His ideology was precocious. He joined the Muslim Brotherhood when he was only 15 years old. He has been imprisoned for three years for his involvement in the 1981 assassination of the Egyptian president Anwar al Sadat.
He then traveled to Saudi Arabia, the United States and finally Pakistan in the mid-1980s, where he treated the jihadists like a doctor they were fighting against the Soviets. There he met Bin Laden. He has long been the head of the Egyptian and Islamic Jihad joined Al Qaeda in the late 1990s.
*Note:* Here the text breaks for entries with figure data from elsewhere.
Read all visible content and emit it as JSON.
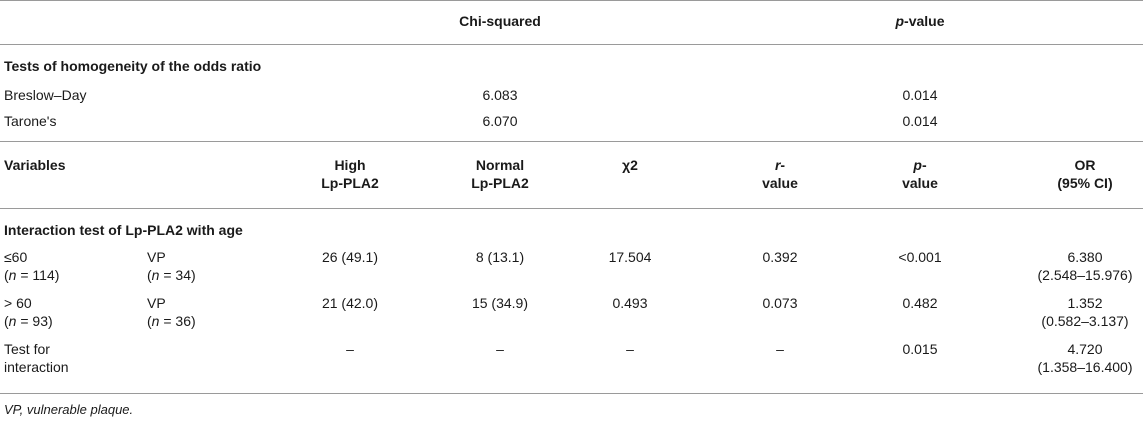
{
  "top_header": {
    "chi_squared": "Chi-squared",
    "p_value_italic": "p",
    "p_value_rest": "-value"
  },
  "homogeneity": {
    "title": "Tests of homogeneity of the odds ratio",
    "rows": [
      {
        "label": "Breslow–Day",
        "chi": "6.083",
        "p": "0.014"
      },
      {
        "label": "Tarone's",
        "chi": "6.070",
        "p": "0.014"
      }
    ]
  },
  "main_header": {
    "variables": "Variables",
    "high_1": "High",
    "high_2": "Lp-PLA2",
    "normal_1": "Normal",
    "normal_2": "Lp-PLA2",
    "chi2": "χ2",
    "r_italic": "r",
    "r_1_rest": "-",
    "r_2": "value",
    "p_italic": "p",
    "p_1_rest": "-",
    "p_2": "value",
    "or_1": "OR",
    "or_2": "(95% CI)"
  },
  "interaction": {
    "title": "Interaction test of Lp-PLA2 with age",
    "rows": [
      {
        "group": "≤60",
        "group_n_italic": "n",
        "group_n_rest": " = 114)",
        "group_n_open": "(",
        "sub": "VP",
        "sub_n_open": "(",
        "sub_n_italic": "n",
        "sub_n_rest": " = 34)",
        "high": "26 (49.1)",
        "normal": "8 (13.1)",
        "chi": "17.504",
        "r": "0.392",
        "p": "<0.001",
        "or": "6.380",
        "ci": "(2.548–15.976)"
      },
      {
        "group": "> 60",
        "group_n_italic": "n",
        "group_n_rest": " = 93)",
        "group_n_open": "(",
        "sub": "VP",
        "sub_n_open": "(",
        "sub_n_italic": "n",
        "sub_n_rest": " = 36)",
        "high": "21 (42.0)",
        "normal": "15 (34.9)",
        "chi": "0.493",
        "r": "0.073",
        "p": "0.482",
        "or": "1.352",
        "ci": "(0.582–3.137)"
      }
    ],
    "test_row": {
      "label_1": "Test for",
      "label_2": "interaction",
      "high": "–",
      "normal": "–",
      "chi": "–",
      "r": "–",
      "p": "0.015",
      "or": "4.720",
      "ci": "(1.358–16.400)"
    }
  },
  "footnote": "VP, vulnerable plaque."
}
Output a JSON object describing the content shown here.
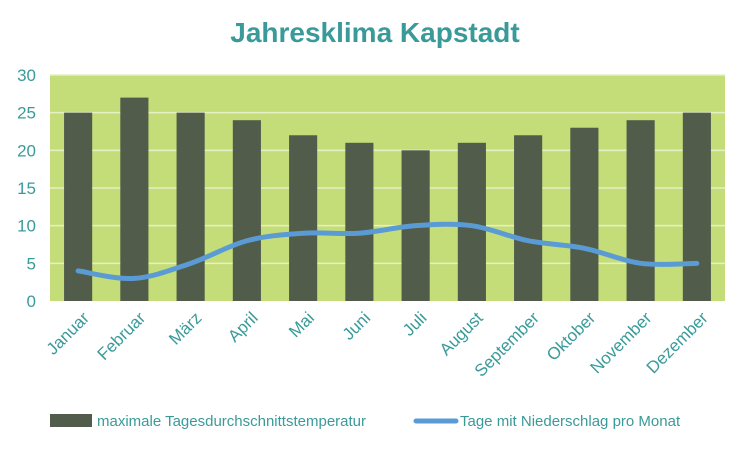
{
  "chart_data": {
    "type": "bar",
    "title": "Jahresklima Kapstadt",
    "categories": [
      "Januar",
      "Februar",
      "März",
      "April",
      "Mai",
      "Juni",
      "Juli",
      "August",
      "September",
      "Oktober",
      "November",
      "Dezember"
    ],
    "series": [
      {
        "name": "maximale Tagesdurchschnittstemperatur",
        "type": "bar",
        "values": [
          25,
          27,
          25,
          24,
          22,
          21,
          20,
          21,
          22,
          23,
          24,
          25
        ]
      },
      {
        "name": "Tage mit Niederschlag pro Monat",
        "type": "line",
        "values": [
          4,
          3,
          5,
          8,
          9,
          9,
          10,
          10,
          8,
          7,
          5,
          5
        ]
      }
    ],
    "ylim": [
      0,
      30
    ],
    "yticks": [
      0,
      5,
      10,
      15,
      20,
      25,
      30
    ],
    "grid": true,
    "legend": "bottom",
    "colors": {
      "plot_background": "#c5dd79",
      "bar": "#515c4a",
      "line": "#5b9bd5",
      "text": "#3a9a9a",
      "grid": "#e6efc5"
    }
  }
}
Washington put it on its “black list” for it supported the attacks against the American embassies in Kenya and Tanzania in August 1998. Biden also accused him of being the “strategist” in the 2002 suicide attack on the USS Cole in Yemen, which resulted in about 20 deaths.
Was sentenced to death in absentia in his country for numerous attacks, in particular the one in Luxor in 1997 in which 62 people died, of which 58 were foreign tourists.
In 2002 and 2007, he was presumed dead but reappeared. has become the Bin Laden’s right-hand man and also his doctor.
He “doesn’t care about fighting in the mountains. Think more internationally, ”said Bin Laden’s biographer Hamid Mir of him. With the, “Al Qaeda has become increasingly decentralizedand the authority rested mainly with the heads of its branches ”, which however gives it a leading role in the reorganization of many jihadist groups.
Ayman al-Zawahri, to the right of Osama Bin Laden, the two terrorist minds who led Al-Qaeda and who were killed by the United States. AFP photo
Since 2011 he lived hidden between Pakistan and Afghanistanlimiting his appearances to videos with monotonous sermons. Upon his death, he leaves a group at the opposite end of the international jihadist war against the United States that Bin Laden dreamed of.
Al-Zawahri in love with something much more mundane: visiting relatives in the capital of Afghanistan.